I walked into my third year of college with confidence of making some sort of impact. Ready for Father to start revival, ready for him to really work in my life.
At that point, I didn't realize that the almighty God working in our lives wasn't always happy and joyful.
Through this past year; I've grown. I've been to places this year part of me wishes I hadn't. I've seen the depths of the pits, and been pushed in a swamp with alligators. but I've also seen the sun set in the most beautiful place imaginable, watch a flower bloom, and stand on the top of a mountain in sheer silence watching the world as it works.
This year, I lost some good friends. Some really, really good friends. I lost the person I thought would be my maid of honor. I lost the man I thought I was going to marry. It's funny, when you think about it. The closest people in my life, God ripped right out of my hands. The weird part is, I don't miss them as much as I should. There are days of course... but then there are others where I see God's purpose, protection, and plan in losing such dear, dear people to me.
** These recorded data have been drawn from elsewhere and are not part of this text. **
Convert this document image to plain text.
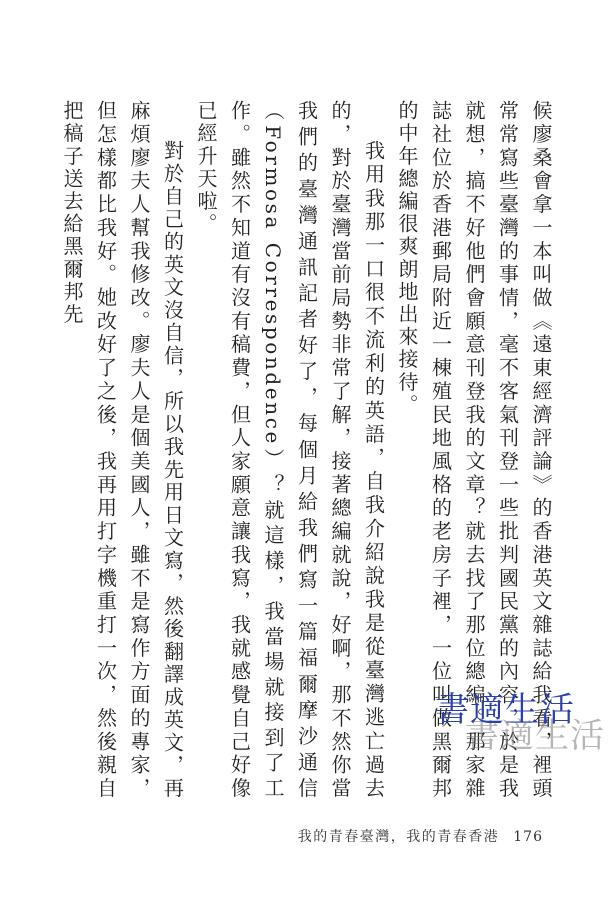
候廖桑會拿一本叫做《遠東經濟評論》的香港英文雜誌給我看，裡頭常常寫些臺灣的事情，毫不客氣刊登一些批判國民黨的內容，於是我就想，搞不好他們會願意刊登我的文章？就去找了那位總編。那家雜誌社位於香港郵局附近一棟殖民地風格的老房子裡，一位叫做黑爾邦的中年總編很爽朗地出來接待。

我用我那一口很不流利的英語，自我介紹說我是從臺灣逃亡過去的，對於臺灣當前局勢非常了解，接著總編就說，好啊，那不然你當我們的臺灣通訊記者好了，每個月給我們寫一篇福爾摩沙通信（Formosa Correspondence）？就這樣，我當場就接到了工作。雖然不知道有沒有稿費，但人家願意讓我寫，我就感覺自己好像已經升天啦。

對於自己的英文沒自信，所以我先用日文寫，然後翻譯成英文，再麻煩廖夫人幫我修改。廖夫人是個美國人，雖不是寫作方面的專家，但怎樣都比我好。她改好了之後，我再用打字機重打一次，然後親自把稿子送去給黑爾邦先

書適生活
書適生活
我的青春臺灣，我的青春香港 176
This year, my heart got smashed on. Maybe the hardest it has ever gotten hurt. From hearing, "Sorry, I knew I was leading you on..." to "I think we should just be friends... I'm interested in your best friend"... man. It hurts still thinking about it. But somehow in that mess of broken hearts... God protected me... from getting hurt worse if I had really allowed those men into my heart. Father saved me from giving a piece of myself away.
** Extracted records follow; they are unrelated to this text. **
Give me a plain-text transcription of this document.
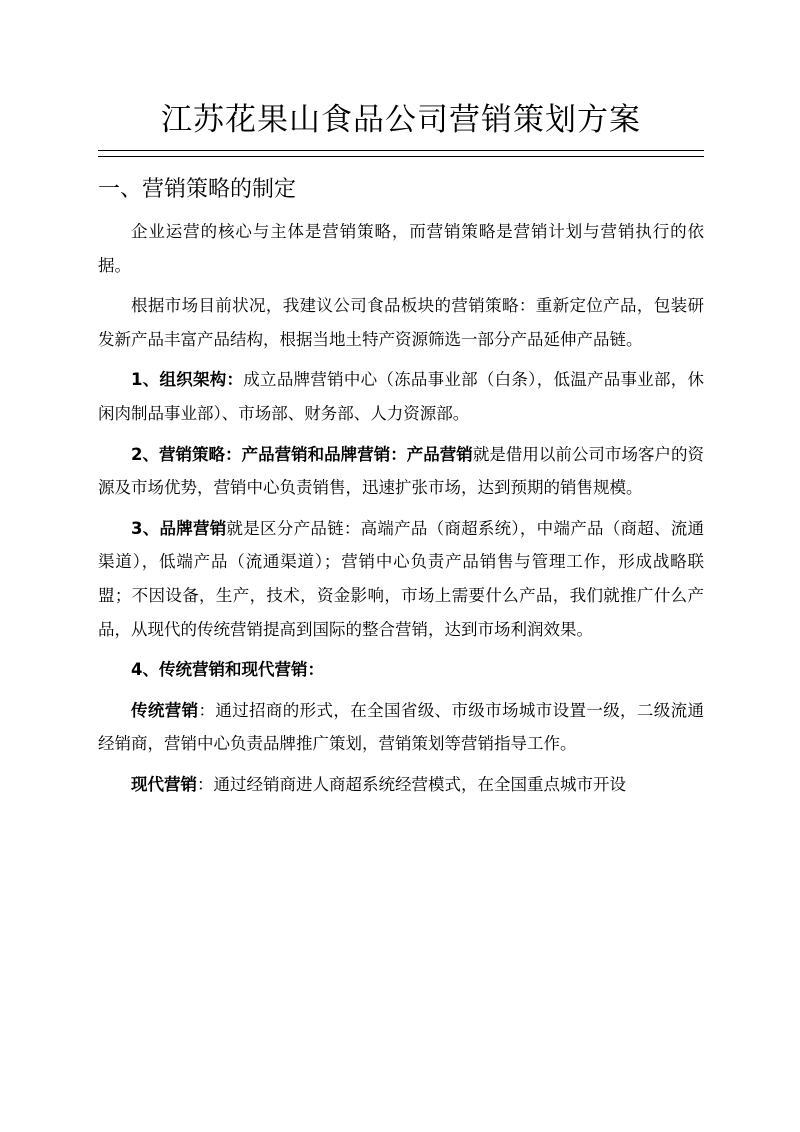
江苏花果山食品公司营销策划方案
一、营销策略的制定

企业运营的核心与主体是营销策略，而营销策略是营销计划与营销执行的依据。

根据市场目前状况，我建议公司食品板块的营销策略：重新定位产品，包装研发新产品丰富产品结构，根据当地土特产资源筛选一部分产品延伸产品链。

1、组织架构：成立品牌营销中心（冻品事业部（白条），低温产品事业部，休闲肉制品事业部）、市场部、财务部、人力资源部。

2、营销策略：产品营销和品牌营销：产品营销就是借用以前公司市场客户的资源及市场优势，营销中心负责销售，迅速扩张市场，达到预期的销售规模。

3、品牌营销就是区分产品链：高端产品（商超系统），中端产品（商超、流通渠道），低端产品（流通渠道）；营销中心负责产品销售与管理工作，形成战略联盟；不因设备，生产，技术，资金影响，市场上需要什么产品，我们就推广什么产品，从现代的传统营销提高到国际的整合营销，达到市场利润效果。

4、传统营销和现代营销：

传统营销：通过招商的形式，在全国省级、市级市场城市设置一级，二级流通经销商，营销中心负责品牌推广策划，营销策划等营销指导工作。

现代营销：通过经销商进人商超系统经营模式，在全国重点城市开设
I learned this year, that God sometimes takes really, really, really good things out of our lives. He doesn't just ask us to give Him the things that are hurting our relationship with Him - he takes everything he can from us to mold us and shape us into who we are called to be. and it HURTS. It hurts to be on the potters wheel... allowing him to bend us in a direction we didn't think he would go.
I have learned how to wait. Be patient. The man of my dreams - he'll come one day. He is going to sweep me off my feet, and ask me to dance in the middle of the street right after it rains. He's going to romance me - but I don't need him right now. I've got a life to live, you know?
Most of all, I've learned how to love and trust our almighty God through hardships. Loving him - because we know that these hardships are apart of his plan. His good, perfect, plan.
Everything is a part of the most High God's plan. Everything. And it always turns out for the better.